Las características intrínsecas de estos medios sociales hace que se tenga que extremar la cautela en su uso. Facebook o Twitter están llenos de ejemplos que nos brindan elementos de reflexión sobre lo que son buenas prácticas y malas prácticas (sobretodo malas prácticas) en este ámbito. El caso de Cisco Fatty, bien conocido en los EEUU, es una prueba entre tantas de que por muy privadas que parezcan, las redes sociales nos sitúan en la arena pública. Para las empresas, para las marcas, esta es una lección fundamental.
Y todavía no está claro que la hayan aprendido.
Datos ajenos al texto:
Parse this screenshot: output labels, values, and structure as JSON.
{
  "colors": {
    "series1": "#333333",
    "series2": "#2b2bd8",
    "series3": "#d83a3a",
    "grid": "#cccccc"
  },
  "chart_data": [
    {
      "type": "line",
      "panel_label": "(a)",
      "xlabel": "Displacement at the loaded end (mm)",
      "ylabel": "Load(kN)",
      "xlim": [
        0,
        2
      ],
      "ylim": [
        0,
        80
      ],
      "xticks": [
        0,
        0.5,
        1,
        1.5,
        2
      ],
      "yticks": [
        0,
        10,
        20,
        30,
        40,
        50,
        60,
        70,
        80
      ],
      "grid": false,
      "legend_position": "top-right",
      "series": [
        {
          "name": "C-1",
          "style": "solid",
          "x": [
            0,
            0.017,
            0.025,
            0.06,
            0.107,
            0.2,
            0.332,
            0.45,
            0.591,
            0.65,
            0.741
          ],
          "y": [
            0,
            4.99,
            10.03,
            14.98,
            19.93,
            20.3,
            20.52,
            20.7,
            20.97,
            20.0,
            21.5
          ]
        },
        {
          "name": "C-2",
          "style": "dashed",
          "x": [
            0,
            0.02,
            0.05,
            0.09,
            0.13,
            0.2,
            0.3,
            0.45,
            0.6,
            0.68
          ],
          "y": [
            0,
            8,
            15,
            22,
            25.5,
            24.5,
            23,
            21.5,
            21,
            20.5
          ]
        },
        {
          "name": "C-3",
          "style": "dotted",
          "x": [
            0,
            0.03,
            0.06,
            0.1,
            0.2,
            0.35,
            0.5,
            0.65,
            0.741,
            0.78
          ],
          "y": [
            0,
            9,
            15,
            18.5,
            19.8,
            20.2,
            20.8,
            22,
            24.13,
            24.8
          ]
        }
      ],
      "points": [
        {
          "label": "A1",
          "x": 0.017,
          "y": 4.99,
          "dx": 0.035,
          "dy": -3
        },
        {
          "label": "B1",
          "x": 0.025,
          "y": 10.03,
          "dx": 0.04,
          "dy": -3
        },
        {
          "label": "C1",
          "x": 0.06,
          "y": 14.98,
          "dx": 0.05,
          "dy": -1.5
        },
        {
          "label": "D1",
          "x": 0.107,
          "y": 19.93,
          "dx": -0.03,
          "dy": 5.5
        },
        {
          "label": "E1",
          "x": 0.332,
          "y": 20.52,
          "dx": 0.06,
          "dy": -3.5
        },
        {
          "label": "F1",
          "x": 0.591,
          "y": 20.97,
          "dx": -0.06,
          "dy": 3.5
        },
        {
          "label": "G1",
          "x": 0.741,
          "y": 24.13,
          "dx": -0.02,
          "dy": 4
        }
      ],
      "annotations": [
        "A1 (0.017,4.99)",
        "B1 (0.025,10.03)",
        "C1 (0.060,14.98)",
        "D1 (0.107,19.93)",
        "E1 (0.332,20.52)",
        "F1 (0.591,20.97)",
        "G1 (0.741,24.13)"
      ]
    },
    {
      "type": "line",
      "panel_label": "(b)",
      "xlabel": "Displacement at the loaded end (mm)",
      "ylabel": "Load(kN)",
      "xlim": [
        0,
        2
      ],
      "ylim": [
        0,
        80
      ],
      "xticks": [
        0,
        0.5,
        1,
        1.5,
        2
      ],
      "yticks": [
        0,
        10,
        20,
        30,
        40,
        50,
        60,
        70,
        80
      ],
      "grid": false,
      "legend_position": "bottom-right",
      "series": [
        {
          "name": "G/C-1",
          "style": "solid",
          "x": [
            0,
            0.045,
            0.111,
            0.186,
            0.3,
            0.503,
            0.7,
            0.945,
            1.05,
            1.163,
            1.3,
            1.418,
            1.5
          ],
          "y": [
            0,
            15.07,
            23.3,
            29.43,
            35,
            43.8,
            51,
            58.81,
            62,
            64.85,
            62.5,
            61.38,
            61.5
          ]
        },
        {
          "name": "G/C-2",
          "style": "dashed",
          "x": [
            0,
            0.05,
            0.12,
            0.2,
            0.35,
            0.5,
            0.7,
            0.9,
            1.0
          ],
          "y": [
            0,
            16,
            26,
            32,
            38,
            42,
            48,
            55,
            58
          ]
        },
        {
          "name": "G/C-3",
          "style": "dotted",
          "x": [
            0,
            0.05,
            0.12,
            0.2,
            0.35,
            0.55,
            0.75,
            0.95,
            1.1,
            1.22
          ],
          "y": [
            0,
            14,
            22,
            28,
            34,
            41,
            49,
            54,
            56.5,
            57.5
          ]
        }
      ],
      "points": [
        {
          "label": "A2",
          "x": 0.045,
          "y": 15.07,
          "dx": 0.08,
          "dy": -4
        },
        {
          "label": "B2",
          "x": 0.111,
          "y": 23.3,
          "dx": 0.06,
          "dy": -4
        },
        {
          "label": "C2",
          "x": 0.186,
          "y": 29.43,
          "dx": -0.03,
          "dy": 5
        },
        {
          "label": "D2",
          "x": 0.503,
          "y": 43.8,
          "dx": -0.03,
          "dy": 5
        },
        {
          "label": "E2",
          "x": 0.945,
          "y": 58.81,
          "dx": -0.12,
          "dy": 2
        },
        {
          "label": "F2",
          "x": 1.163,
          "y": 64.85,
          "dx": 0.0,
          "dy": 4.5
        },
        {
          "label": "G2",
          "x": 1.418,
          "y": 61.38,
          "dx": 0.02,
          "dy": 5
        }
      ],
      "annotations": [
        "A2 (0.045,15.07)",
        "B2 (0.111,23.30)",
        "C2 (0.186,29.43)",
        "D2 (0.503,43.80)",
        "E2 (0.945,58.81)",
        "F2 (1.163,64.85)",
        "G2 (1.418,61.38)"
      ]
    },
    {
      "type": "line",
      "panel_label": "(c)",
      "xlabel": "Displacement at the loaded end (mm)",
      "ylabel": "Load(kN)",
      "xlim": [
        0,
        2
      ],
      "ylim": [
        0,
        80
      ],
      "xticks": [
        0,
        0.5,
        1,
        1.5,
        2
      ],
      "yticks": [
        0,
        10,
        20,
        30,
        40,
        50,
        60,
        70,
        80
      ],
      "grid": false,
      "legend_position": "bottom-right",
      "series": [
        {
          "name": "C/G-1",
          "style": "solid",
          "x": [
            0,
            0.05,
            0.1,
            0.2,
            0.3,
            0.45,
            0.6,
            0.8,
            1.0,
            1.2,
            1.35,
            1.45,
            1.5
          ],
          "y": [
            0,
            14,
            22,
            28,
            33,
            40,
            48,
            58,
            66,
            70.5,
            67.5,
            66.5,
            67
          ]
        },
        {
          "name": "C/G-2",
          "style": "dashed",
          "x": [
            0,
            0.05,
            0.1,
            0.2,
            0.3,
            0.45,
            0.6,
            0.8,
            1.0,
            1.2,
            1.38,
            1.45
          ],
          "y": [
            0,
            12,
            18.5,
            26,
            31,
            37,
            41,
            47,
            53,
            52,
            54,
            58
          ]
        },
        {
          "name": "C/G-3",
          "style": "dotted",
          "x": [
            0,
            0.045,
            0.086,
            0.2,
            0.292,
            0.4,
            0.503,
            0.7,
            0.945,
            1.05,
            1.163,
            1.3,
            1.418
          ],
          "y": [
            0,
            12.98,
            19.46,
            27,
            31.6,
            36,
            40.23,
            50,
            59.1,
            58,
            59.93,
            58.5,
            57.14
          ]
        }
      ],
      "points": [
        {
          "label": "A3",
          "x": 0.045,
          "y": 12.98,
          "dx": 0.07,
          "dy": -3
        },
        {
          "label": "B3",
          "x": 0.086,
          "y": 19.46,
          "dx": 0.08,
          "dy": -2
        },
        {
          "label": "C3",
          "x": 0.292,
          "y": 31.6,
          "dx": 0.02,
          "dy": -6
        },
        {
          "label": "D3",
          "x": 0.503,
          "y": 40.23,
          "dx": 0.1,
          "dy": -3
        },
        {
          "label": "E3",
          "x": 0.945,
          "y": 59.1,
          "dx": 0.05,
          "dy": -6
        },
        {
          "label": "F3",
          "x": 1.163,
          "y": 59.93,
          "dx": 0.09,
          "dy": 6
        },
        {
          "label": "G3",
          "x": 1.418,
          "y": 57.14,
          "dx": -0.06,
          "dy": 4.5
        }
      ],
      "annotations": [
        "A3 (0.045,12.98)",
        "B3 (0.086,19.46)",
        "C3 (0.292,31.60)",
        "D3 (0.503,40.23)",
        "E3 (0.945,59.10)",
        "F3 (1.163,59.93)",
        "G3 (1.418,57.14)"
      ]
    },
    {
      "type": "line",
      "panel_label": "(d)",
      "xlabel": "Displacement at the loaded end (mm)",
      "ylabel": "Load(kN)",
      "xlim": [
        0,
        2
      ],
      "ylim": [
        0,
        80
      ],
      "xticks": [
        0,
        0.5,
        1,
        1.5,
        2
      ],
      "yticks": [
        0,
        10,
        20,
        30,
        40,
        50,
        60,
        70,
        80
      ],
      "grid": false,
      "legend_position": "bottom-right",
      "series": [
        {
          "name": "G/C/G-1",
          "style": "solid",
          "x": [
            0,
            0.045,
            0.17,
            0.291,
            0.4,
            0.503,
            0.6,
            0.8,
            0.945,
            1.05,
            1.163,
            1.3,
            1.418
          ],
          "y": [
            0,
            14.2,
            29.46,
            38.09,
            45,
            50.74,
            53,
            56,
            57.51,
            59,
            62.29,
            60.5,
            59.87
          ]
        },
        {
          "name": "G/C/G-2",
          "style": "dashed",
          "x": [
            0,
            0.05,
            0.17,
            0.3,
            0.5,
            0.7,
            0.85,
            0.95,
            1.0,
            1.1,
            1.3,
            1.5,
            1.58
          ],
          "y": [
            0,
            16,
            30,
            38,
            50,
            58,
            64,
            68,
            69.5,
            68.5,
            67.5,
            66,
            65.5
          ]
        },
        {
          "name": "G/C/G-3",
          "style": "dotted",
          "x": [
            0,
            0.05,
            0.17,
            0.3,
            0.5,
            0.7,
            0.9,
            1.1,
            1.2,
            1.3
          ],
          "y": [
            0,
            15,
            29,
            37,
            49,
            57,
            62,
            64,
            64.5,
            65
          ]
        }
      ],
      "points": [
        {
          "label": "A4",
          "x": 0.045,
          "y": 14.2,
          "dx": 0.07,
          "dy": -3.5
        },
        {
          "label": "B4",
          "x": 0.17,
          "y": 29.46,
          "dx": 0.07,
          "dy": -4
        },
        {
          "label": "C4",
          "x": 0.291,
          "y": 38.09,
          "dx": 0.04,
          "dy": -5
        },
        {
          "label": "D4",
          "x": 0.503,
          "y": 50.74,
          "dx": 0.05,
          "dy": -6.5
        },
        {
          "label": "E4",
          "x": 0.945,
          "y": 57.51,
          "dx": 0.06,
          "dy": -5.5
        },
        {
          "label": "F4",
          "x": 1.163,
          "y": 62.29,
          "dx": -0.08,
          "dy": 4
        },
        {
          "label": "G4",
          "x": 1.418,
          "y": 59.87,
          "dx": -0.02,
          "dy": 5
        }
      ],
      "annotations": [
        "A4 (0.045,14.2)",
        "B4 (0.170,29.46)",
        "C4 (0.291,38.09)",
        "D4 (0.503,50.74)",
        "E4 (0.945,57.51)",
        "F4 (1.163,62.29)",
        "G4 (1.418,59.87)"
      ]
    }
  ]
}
Según Sebastián Cebrián, director general de Dircom, “el 40% de las empresas no tiene un plan estratégico online y de ese 40% la mitad no lo tienen porque no saben cómo enfrentarse a ello”. Lo dijo en un acto en que también participó Sindo Lafuente, director adjunto de El País, quien afirmó que para afrontar una crisis viral hay que haber consolidado antes una credibilidad, habiendo hablado "con los clientes potenciales o con los que ya tienes".
La principal preocupación de las empresas continua siendo tener una concepción clara de la función que deben tener las redes sociales en su plan de negocio, aunque los expertos sí parecen saber qué hay que hacer. En un estudio reciente de la Online Business School sobre redes sociales comentado en este mismo blog, la mayoría de los 170 expertos que participaron en el mismo definían las tres principales funciones para las cuales las redes sociales son útiles para las empresas: atención al cliente; branding; fidelización.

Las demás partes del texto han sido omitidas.